I've made a simple test using again the power example (like in previuos posts: [1] and [2]).
In this case, an assembly function called pow_caller, which in turn calls the p_pow function, is being called from C.
This is the calling C code:
#include "stdlib.h" #include "stdio.h" #include "assert.h" extern int pow_caller(int, int); int main(void) { assert(1 == pow_caller(3, 0)); assert(9 == pow_caller(3, 2)); assert(25 == pow_caller(5, 2)); assert(36 == pow_caller(6, 2)); assert(27 == pow_caller(3, 3)); printf("All tests passed!\n"); return EXIT_SUCCESS; }This code is calling the pow_caller function:
pow_caller: push rbp ; Store stack initial state mov rbp, rsp sub rsp, 8 ; We make space for p_pow result by ; subtracting 8 bytes to the stack ; pointer (RSP) push rdi ; We push the base (b) to the stack push rsi ; We push the exponent (e) to the stack call p_pow ; Now we call p_pow add rsp, 16 ; We make RSP point to the ; position were the result is. pop rax ; And move the result to rax so ; that it's returned to the C program mov rsp, rbp ; Restore stack initial state pop rbp retAs you can see, pow_caller is passing the parameters (base and exponent) to p_pow using the stack.

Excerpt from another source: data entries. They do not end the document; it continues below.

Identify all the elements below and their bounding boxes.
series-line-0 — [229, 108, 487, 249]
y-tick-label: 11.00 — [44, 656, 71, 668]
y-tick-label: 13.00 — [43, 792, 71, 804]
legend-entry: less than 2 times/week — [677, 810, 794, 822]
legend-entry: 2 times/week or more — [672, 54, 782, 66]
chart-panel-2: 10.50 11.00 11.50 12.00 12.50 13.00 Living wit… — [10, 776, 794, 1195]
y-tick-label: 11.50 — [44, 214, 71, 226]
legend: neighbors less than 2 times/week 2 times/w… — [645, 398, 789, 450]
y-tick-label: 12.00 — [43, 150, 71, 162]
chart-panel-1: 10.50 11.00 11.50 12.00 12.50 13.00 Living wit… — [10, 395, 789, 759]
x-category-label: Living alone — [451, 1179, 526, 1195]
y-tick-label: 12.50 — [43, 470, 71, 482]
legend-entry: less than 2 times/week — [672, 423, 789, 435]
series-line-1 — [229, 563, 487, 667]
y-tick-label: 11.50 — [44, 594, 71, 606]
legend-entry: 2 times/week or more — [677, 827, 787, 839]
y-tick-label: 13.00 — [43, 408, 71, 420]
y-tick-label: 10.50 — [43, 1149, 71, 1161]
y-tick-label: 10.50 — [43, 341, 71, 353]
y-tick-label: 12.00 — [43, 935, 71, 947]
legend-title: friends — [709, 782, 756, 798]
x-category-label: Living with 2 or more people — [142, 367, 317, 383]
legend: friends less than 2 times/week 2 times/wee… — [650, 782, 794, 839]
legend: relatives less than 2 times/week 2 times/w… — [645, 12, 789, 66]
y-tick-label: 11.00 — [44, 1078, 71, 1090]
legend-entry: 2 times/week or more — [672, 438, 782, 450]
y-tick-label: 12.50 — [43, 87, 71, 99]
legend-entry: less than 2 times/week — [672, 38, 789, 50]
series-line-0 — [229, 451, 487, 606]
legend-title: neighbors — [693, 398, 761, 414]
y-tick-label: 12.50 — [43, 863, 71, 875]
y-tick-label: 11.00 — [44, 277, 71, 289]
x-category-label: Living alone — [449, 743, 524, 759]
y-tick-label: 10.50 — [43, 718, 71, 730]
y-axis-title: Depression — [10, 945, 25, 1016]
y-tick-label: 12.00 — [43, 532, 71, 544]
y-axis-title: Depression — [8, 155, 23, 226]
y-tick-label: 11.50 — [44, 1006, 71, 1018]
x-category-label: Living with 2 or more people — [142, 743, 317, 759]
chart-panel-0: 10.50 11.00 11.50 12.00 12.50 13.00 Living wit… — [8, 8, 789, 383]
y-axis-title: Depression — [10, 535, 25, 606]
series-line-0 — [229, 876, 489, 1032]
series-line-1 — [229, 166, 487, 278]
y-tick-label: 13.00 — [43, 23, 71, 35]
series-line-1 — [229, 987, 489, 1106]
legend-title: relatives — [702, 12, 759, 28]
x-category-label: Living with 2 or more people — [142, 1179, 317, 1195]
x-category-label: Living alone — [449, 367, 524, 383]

Before passing the parameters it's also reserving some space (8 bytes) for the result of p_pow to be returned. That's what sub rsp, 8 is doing, (remember that the stack grows towards decreasing addresses).
Once p_pow finishes, we have to get the result from the stack. To do it we go to the place where the result is by moving the stack pointer RSP (add rsp, 16) and, once there, get the result from the stack moving it to the RAX register (pop rax), so that it's returned to the C program when pow_caller ends.
Before executing add rsp, 16, the result of p_pow was in memory at address rbp+16, but after executing add rsp, 16 it was at address rbp, so it can be reached just using pop.
It's very important to remark that the state of the stack (RSP and RBP) must be the same before and after the function to avoid funny bugs when you go back to the caller.
In pow_caller we've pushed the content of 3 registers (RBP, RDI and RSI) to the stack (24 bytes) and subtracted 8 bytes to store the result of p_pow, that's 32 bytes, so that, $rsp' = $rsp - 32, where $rsp is the content of RSP when entering p_pow_caller and $rsp' is its current value.
After p_pow finished, we added 16 bytes to RSP and then made two pops (another 16 bytes), so at the end $rsp' = $rsp again.
That last pop made also that $rbp' = $rbp again.
It only remains to see how p_pow accesses the stack to get the parameters and store the result.
This is the code of p_pow:
p_pow: push rbp mov rbp, rsp ; Store stack initial state push rax push rbx push rcx push rdx mov eax, 1 ; Initialize rax ; We move the base (b) from the stack to ebx mov ebx, dword[rbp+24] ; We move the exponent (e) from the stack to ecx mov ecx, dword[rbp+16] cmp ecx, 0 ; if e==0 -> b^0=1, and we are done jle p_pow_end p_pow_loop: mul ebx ; eax*ebx=edx:eax dec ecx ; ecx = ecx - 1 jg p_pow_loop ; If ecx > 0 it iterates again p_pow_end: ; Move the result to the space reserved for it in the stack mov [rbp+32], rax pop rdx ; Restore stack initial state pop rcx pop rbx pop rax mov rsp, rbp pop rbp retOk, so again the first thing we do is pushing the initial value of RBP (the value in p_pow_caller), so that we can get it back once the function has finished.
Then we copy in RBP the initial content of RSP+8 (because we did a pop). We do this because we want to be able to go on using the stack doing push and pop (which changes RSP), but we also want to be able to reach the parameters that are at certain distance in memory of the original RSP.
This explains why to get a parameter from the stack we use [rbp+distance].
In p_pow_caller we pushed the base first and then the exponent. Since the stack is a LIFO data structure, the exponent is closer to RBP than the base.
How far is it? Well, before pushing p_pow initial RBP content, the exponent was at a distance of 8 bytes from the caller's RSP and the base at a distance of 16. After pushing RBP, the distance is 8 bytes more: base at 28 and exponent at 16 bytes distance.
In that moment we stored the content of RSP inside RBP, so that later changes to RSP cannot change the distance to the parameters. That's the reason why we are able to grab the base and exponent by doing mov ebx, dword[rbp+24] and mov ecx, dword[rbp+16], respectively.
When we've computed the power, we store it in the place that we reserved for it before pushing the parameters (which is 8 bytes farther than the base) doing mov [rbp+32], rax
At the end of p_pow we restore the initial state of the stack (RBP and RSP) again before returning to p_pow_caller.